Il bracconaggio dell'avifauna è un fenomeno ancora molto diffuso in Italia, rotta importante per tantissime migrazioni stagionali, dai piccoli pettirossi ai grandi rapaci. Il nostro Belpaese è in Europa quello con più casi accertati. In nessun altro stato membro dell'UE così tante persone cacciano illegalmente uccelli e da nessun'altra parte sono in uso così tanti metodi di cattura illegale.
I luoghi dove avvengono le predazioni sono sparsi su tutta la Penisola e sono molto ben conosciuti da quel mondo che, con tutti gli strumenti possibili, dalle tagliole, agli archetti, alle reti nascoste nella vegetazione, cerca di distruggere ecosistemi e biodiversità.
Sono gli stessi luoghi dove i Carabinieri forestali del CITES hanno l’onere di far rispettare la Convenzione di Washington, la carta che dovrebbe controllare il commercio degli animali e delle piante, una delle principali cause dell'estinzione delle specie viventi. Il gruppo specializzato di militari lavora costantemente con attività e operazioni di prevenzione e repressione dell’illegalità.
La kill zone segnalate dal Ministero dell’Ambiente
Per cercare di difendere al meglio gli uccelli migratori di questi luoghi, il ministero dell’Ambiente ha individuato delle kill zone del bracconaggio italiano, dove viene fatta quotidianamente dai carabinieri attività e operazione di prevenzione e repressione dell’illegalità. E, pur con fatica, i risultati si vedono. Anche grazie a leggi dure che prevedono accuse di reato molto gravi, che vanno dall’associazione a delinquere alla ricettazione, al maltrattamento di animali.
Valli alpine e prealpine della provincia di Brescia
Val Camonica, Val Trompia e Valle Sabbia sono le principali valli dove ogni anno, tra settembre e ottobre, avviene il contrasto contro la cattura dell’avifauna. In queste zone è soprattutto il pettirosso l’uccello più catturato, insieme al fringuello, alla peppola, alla cincia mora e altri ancora. La motivazione principale della cattura di questa piccola specie di volatile è per rendere omaggio alle ricette della cucina tradizionale veneta e bresciana con la tipica polenta e osei. Il problema è che la caccia di questi uccelli è vietata perché sono una specie protetta.
A rischio i fischioni e le oche selvatiche sul Delta del Po
Sul Delta del Po le specie più in pericolo sono i fischioni, le oche selvatiche ma anche le folaghe e beccaccini. Qui i militari, per fermare la predazione agiscono con le barche, perché il territorio con le sue insenature e i suoi boschi dove i cacciatori riescono a infiltrarsi, è un luogo molto complicato per combattere il bracconaggio.

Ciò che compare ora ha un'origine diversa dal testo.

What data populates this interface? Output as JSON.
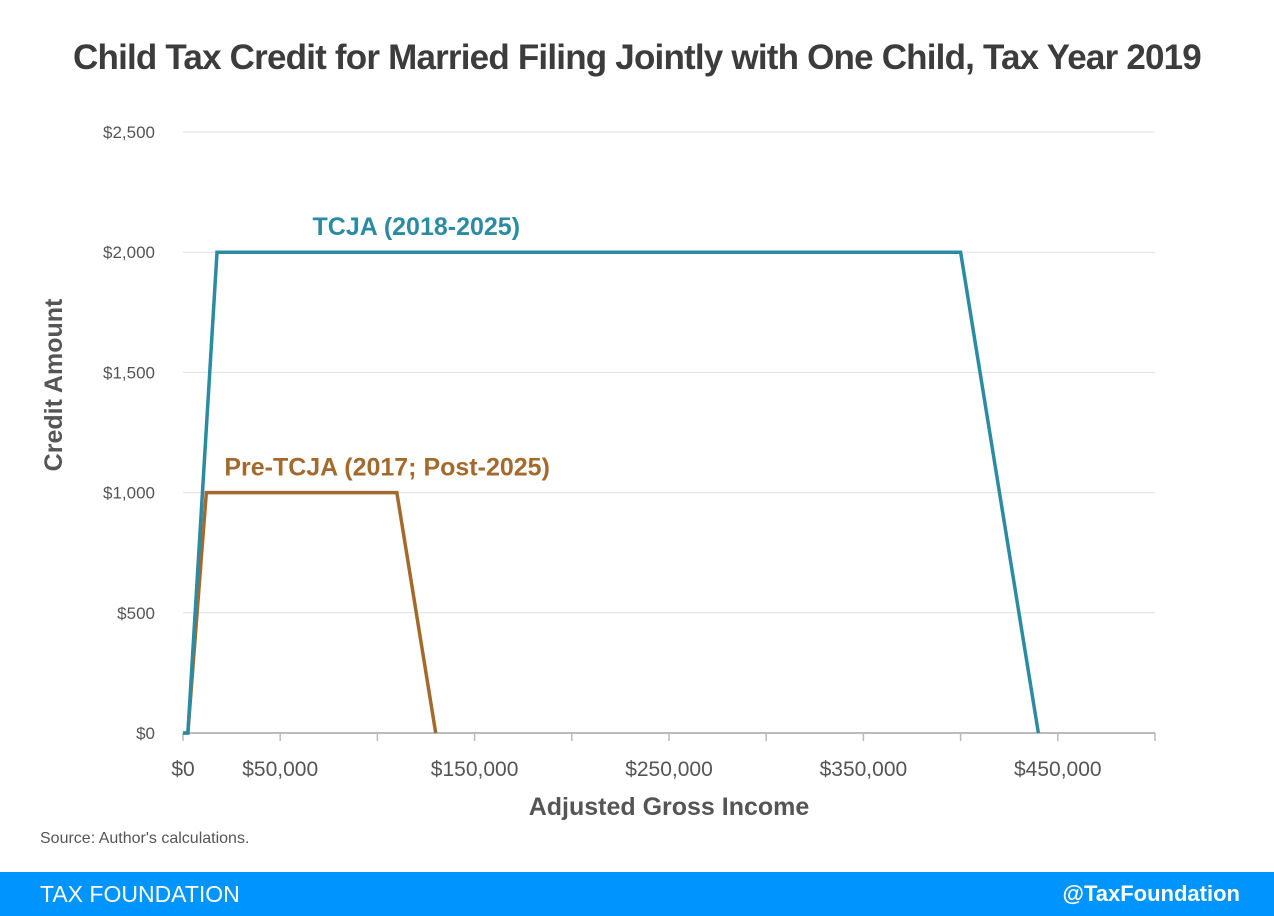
{
  "chart_data": {
    "type": "line",
    "title": "Child Tax Credit for Married Filing Jointly with One Child, Tax Year 2019",
    "xlabel": "Adjusted Gross Income",
    "ylabel": "Credit Amount",
    "xlim": [
      0,
      500000
    ],
    "ylim": [
      0,
      2500
    ],
    "x_tick_marks": [
      0,
      50000,
      100000,
      150000,
      200000,
      250000,
      300000,
      350000,
      400000,
      450000,
      500000
    ],
    "x_tick_labels": [
      {
        "value": 0,
        "label": "$0"
      },
      {
        "value": 50000,
        "label": "$50,000"
      },
      {
        "value": 150000,
        "label": "$150,000"
      },
      {
        "value": 250000,
        "label": "$250,000"
      },
      {
        "value": 350000,
        "label": "$350,000"
      },
      {
        "value": 450000,
        "label": "$450,000"
      }
    ],
    "y_ticks": [
      {
        "value": 0,
        "label": "$0"
      },
      {
        "value": 500,
        "label": "$500"
      },
      {
        "value": 1000,
        "label": "$1,000"
      },
      {
        "value": 1500,
        "label": "$1,500"
      },
      {
        "value": 2000,
        "label": "$2,000"
      },
      {
        "value": 2500,
        "label": "$2,500"
      }
    ],
    "grid": "horizontal",
    "series": [
      {
        "name": "TCJA (2018-2025)",
        "color": "#2b8ba3",
        "points": [
          [
            0,
            0
          ],
          [
            2500,
            0
          ],
          [
            17500,
            2000
          ],
          [
            400000,
            2000
          ],
          [
            440000,
            0
          ]
        ],
        "label_at": [
          120000,
          2000
        ]
      },
      {
        "name": "Pre-TCJA (2017; Post-2025)",
        "color": "#a36a2c",
        "points": [
          [
            0,
            0
          ],
          [
            2500,
            0
          ],
          [
            12000,
            1000
          ],
          [
            110000,
            1000
          ],
          [
            130000,
            0
          ]
        ],
        "label_at": [
          105000,
          1000
        ]
      }
    ]
  },
  "source": "Source: Author's calculations.",
  "footer": {
    "brand": "TAX FOUNDATION",
    "handle": "@TaxFoundation",
    "color": "#0094ff"
  }
}
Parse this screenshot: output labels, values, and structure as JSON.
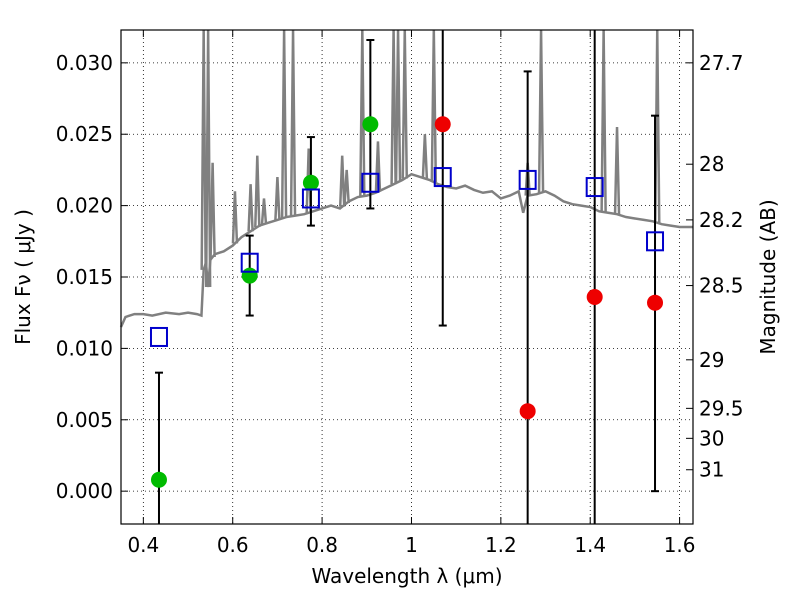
{
  "chart_data": {
    "type": "scatter",
    "xlabel": "Wavelength  λ (μm)",
    "ylabel": "Flux  Fν  ( μJy )",
    "ylabel_right": "Magnitude (AB)",
    "xlim": [
      0.35,
      1.63
    ],
    "ylim": [
      -0.0023,
      0.0323
    ],
    "grid": true,
    "x_ticks": [
      0.4,
      0.6,
      0.8,
      1.0,
      1.2,
      1.4,
      1.6
    ],
    "x_tick_labels": [
      "0.4",
      "0.6",
      "0.8",
      "1",
      "1.2",
      "1.4",
      "1.6"
    ],
    "y_ticks": [
      0.0,
      0.005,
      0.01,
      0.015,
      0.02,
      0.025,
      0.03
    ],
    "y_tick_labels": [
      "0.000",
      "0.005",
      "0.010",
      "0.015",
      "0.020",
      "0.025",
      "0.030"
    ],
    "right_ticks": [
      {
        "label": "27.7",
        "flux": 0.03
      },
      {
        "label": "28",
        "flux": 0.0229
      },
      {
        "label": "28.2",
        "flux": 0.019
      },
      {
        "label": "28.5",
        "flux": 0.0144
      },
      {
        "label": "29",
        "flux": 0.0092
      },
      {
        "label": "29.5",
        "flux": 0.0058
      },
      {
        "label": "30",
        "flux": 0.0037
      },
      {
        "label": "31",
        "flux": 0.0015
      }
    ],
    "colors": {
      "model": "#808080",
      "green": "#00bb00",
      "red": "#ee0000",
      "square": "#0000cc",
      "errorbar": "#000000"
    },
    "model_spectrum": [
      [
        0.35,
        0.0115
      ],
      [
        0.36,
        0.0122
      ],
      [
        0.38,
        0.0124
      ],
      [
        0.4,
        0.0124
      ],
      [
        0.42,
        0.0123
      ],
      [
        0.45,
        0.0125
      ],
      [
        0.48,
        0.0124
      ],
      [
        0.5,
        0.0125
      ],
      [
        0.52,
        0.0124
      ],
      [
        0.53,
        0.0123
      ],
      [
        0.535,
        0.0155
      ],
      [
        0.54,
        0.016
      ],
      [
        0.545,
        0.0143
      ],
      [
        0.55,
        0.0162
      ],
      [
        0.56,
        0.0166
      ],
      [
        0.58,
        0.0168
      ],
      [
        0.6,
        0.0172
      ],
      [
        0.62,
        0.0178
      ],
      [
        0.64,
        0.0182
      ],
      [
        0.66,
        0.0186
      ],
      [
        0.68,
        0.0188
      ],
      [
        0.7,
        0.019
      ],
      [
        0.72,
        0.0192
      ],
      [
        0.74,
        0.0193
      ],
      [
        0.76,
        0.0194
      ],
      [
        0.78,
        0.0196
      ],
      [
        0.8,
        0.0198
      ],
      [
        0.82,
        0.02
      ],
      [
        0.84,
        0.0198
      ],
      [
        0.86,
        0.0203
      ],
      [
        0.88,
        0.0206
      ],
      [
        0.9,
        0.0207
      ],
      [
        0.92,
        0.0209
      ],
      [
        0.94,
        0.0212
      ],
      [
        0.96,
        0.0215
      ],
      [
        0.98,
        0.0218
      ],
      [
        1.0,
        0.0222
      ],
      [
        1.02,
        0.022
      ],
      [
        1.04,
        0.0218
      ],
      [
        1.06,
        0.0215
      ],
      [
        1.08,
        0.0213
      ],
      [
        1.1,
        0.0212
      ],
      [
        1.12,
        0.0214
      ],
      [
        1.14,
        0.0211
      ],
      [
        1.16,
        0.0209
      ],
      [
        1.18,
        0.021
      ],
      [
        1.2,
        0.0205
      ],
      [
        1.22,
        0.0207
      ],
      [
        1.24,
        0.021
      ],
      [
        1.25,
        0.0195
      ],
      [
        1.26,
        0.0207
      ],
      [
        1.28,
        0.0208
      ],
      [
        1.3,
        0.021
      ],
      [
        1.32,
        0.0207
      ],
      [
        1.34,
        0.0203
      ],
      [
        1.36,
        0.0201
      ],
      [
        1.38,
        0.02
      ],
      [
        1.4,
        0.0199
      ],
      [
        1.42,
        0.0196
      ],
      [
        1.44,
        0.0195
      ],
      [
        1.46,
        0.0194
      ],
      [
        1.48,
        0.0192
      ],
      [
        1.5,
        0.0191
      ],
      [
        1.52,
        0.019
      ],
      [
        1.54,
        0.0189
      ],
      [
        1.56,
        0.0187
      ],
      [
        1.58,
        0.0186
      ],
      [
        1.6,
        0.0185
      ],
      [
        1.63,
        0.0185
      ]
    ],
    "emission_lines": [
      [
        0.535,
        0.0323
      ],
      [
        0.545,
        0.0323
      ],
      [
        0.555,
        0.023
      ],
      [
        0.605,
        0.021
      ],
      [
        0.64,
        0.0215
      ],
      [
        0.655,
        0.0235
      ],
      [
        0.67,
        0.0205
      ],
      [
        0.7,
        0.022
      ],
      [
        0.715,
        0.0323
      ],
      [
        0.735,
        0.0323
      ],
      [
        0.77,
        0.024
      ],
      [
        0.845,
        0.0235
      ],
      [
        0.855,
        0.0225
      ],
      [
        0.89,
        0.0323
      ],
      [
        0.925,
        0.0245
      ],
      [
        0.96,
        0.0323
      ],
      [
        0.97,
        0.0323
      ],
      [
        0.985,
        0.0323
      ],
      [
        1.03,
        0.025
      ],
      [
        1.05,
        0.0323
      ],
      [
        1.26,
        0.023
      ],
      [
        1.29,
        0.0323
      ],
      [
        1.43,
        0.0323
      ],
      [
        1.46,
        0.0255
      ],
      [
        1.55,
        0.0323
      ]
    ],
    "series": [
      {
        "marker": "circle-green",
        "points": [
          {
            "x": 0.435,
            "y": 0.0008,
            "err_lo": null,
            "err_hi": 0.0083
          },
          {
            "x": 0.638,
            "y": 0.0151,
            "err_lo": 0.0123,
            "err_hi": 0.0179
          },
          {
            "x": 0.775,
            "y": 0.0216,
            "err_lo": 0.0186,
            "err_hi": 0.0248
          },
          {
            "x": 0.908,
            "y": 0.0257,
            "err_lo": 0.0198,
            "err_hi": 0.0316
          }
        ]
      },
      {
        "marker": "circle-red",
        "points": [
          {
            "x": 1.07,
            "y": 0.0257,
            "err_lo": 0.0116,
            "err_hi": null
          },
          {
            "x": 1.26,
            "y": 0.0056,
            "err_lo": null,
            "err_hi": 0.0294
          },
          {
            "x": 1.41,
            "y": 0.0136,
            "err_lo": null,
            "err_hi": null
          },
          {
            "x": 1.545,
            "y": 0.0132,
            "err_lo": 0.0,
            "err_hi": 0.0263
          }
        ]
      },
      {
        "marker": "open-square",
        "points": [
          {
            "x": 0.435,
            "y": 0.0108
          },
          {
            "x": 0.638,
            "y": 0.016
          },
          {
            "x": 0.775,
            "y": 0.0205
          },
          {
            "x": 0.908,
            "y": 0.0216
          },
          {
            "x": 1.07,
            "y": 0.022
          },
          {
            "x": 1.26,
            "y": 0.0218
          },
          {
            "x": 1.41,
            "y": 0.0213
          },
          {
            "x": 1.545,
            "y": 0.0175
          }
        ]
      }
    ]
  }
}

Sullo Stretto di Messina si uccide il falco adorno per superstizione
Sullo Stretto di Messina la difesa è nei confronti principalmente del falco pecchiaiolo, detto anche adorno, ma tra gli altri, ci sono anche la poiana, il nibbio bruno, il gufo di palude, il gheppio e il capovaccaio. Addirittura qui la caccia di questo volatile, non ha risvolti economici, ma assurdamente si fa per una superstizione secondo la quale uccidere un adorno prometterebbe una vita tranquilla. Un usanza barbara che sta fortunatamente scemando, grazie sia alle campagne di prevenzione dei militari, sia agli sforzi di volontari e associazioni ambientaliste.
In Sicilia il bottino solo le uova dell'Aquila e della berta maggiore
In Sicilia chi se la vede brutta è l’aquila del Bonelli alla quale il bracconaggio “ruba” le uova dai nidi. Ma non se la passa bene nemmeno il falco lanario, nonché diverse specie di altri falconiformi. Molto diffusa la predazione delle uova della berta maggiore che depone un solo uomo l’anno in tre luoghi diversi, ma di cui Linosa è il più importante.
Gli altri black spot controllati sono le coste e zone umide pugliesi, soprattutto il Foggiano, col Parco nazionale del Gargano e la riserva naturale salina Margherita di Savoia; la Sardegna meridionale, le coste campane e laziali comprese le isole Ponziane e Flegree.